Yes, the questions surrounding this pile of bills are many and complex, but on a more pragmatic level one question is paramount: how much money is the Money? It is apparent that he goes to great lengths to disguise his actual worth. What do I mean? Well, let’s start with straps. The Money is stacked two bundles high, and both bundles are held together with white and blue straps. Anyone who has experience with currency straps knows that blue straps are for $100 bundles. Blue straps usually are used for piles of one dollar bills; thus, it would seem that the Money is $200 plus two eyes.

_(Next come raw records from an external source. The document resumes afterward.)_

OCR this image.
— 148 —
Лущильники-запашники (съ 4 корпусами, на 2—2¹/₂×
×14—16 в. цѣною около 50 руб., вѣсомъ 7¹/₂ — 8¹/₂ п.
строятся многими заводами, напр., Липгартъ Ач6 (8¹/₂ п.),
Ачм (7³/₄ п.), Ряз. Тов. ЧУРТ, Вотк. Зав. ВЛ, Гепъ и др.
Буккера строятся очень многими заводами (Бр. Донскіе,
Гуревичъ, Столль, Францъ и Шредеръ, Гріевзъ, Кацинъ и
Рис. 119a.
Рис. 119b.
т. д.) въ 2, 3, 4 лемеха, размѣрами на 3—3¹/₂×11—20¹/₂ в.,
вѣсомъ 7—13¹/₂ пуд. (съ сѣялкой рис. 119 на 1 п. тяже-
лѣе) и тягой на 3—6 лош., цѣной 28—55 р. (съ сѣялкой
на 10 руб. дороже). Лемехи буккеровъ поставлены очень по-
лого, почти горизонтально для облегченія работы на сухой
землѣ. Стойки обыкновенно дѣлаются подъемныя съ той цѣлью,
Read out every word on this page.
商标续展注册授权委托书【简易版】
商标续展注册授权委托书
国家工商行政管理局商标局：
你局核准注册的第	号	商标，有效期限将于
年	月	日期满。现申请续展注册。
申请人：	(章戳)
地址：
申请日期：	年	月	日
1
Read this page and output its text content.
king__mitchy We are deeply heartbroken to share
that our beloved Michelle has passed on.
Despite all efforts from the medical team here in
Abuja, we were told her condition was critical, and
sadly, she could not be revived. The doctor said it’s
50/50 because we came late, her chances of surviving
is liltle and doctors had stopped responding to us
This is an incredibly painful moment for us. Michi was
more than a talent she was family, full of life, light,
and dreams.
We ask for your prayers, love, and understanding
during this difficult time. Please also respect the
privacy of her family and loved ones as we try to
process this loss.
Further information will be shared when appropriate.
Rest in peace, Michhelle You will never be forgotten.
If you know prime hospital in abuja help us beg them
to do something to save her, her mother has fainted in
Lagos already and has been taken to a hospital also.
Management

But hold on there, my friend. He’s too thin to be made of 100 one-dollar bills. In addition to this fact, there is a further, more intriguing element: the bill on top of him is a five! Perhaps, then, we are to think that the Money is $200 worth of fives? Nay, I tell you, for straps of fives that are $100 are much thinner than the Money is. And lest you think he is made of a strap of fives, which is worth $500, you should know that $500 straps are red.
So what are we to think, then? What is Geico telling us about the money we could be saving with them? It seems to me that two possibilities remain: 1) the Money consists of $200 in some ungodly mish mash of bills; 2) the Money wears his straps like a mask, and there is no way to know for sure how much cash you and I can save by switching to Geico. Given that Geico, like all insurance companies, doesn’t want to promise savings it cannot deliver, it seems most likely that option two is the right one.
Money, I call for you to reveal yourself as you are. Unstrap yourself and lay yourself bare for the world to see. It is the only way for us to truly understand you. Do it for the American people, but, more than that, do it for yourself. It is only by looking within ourselves that we can understand our real value.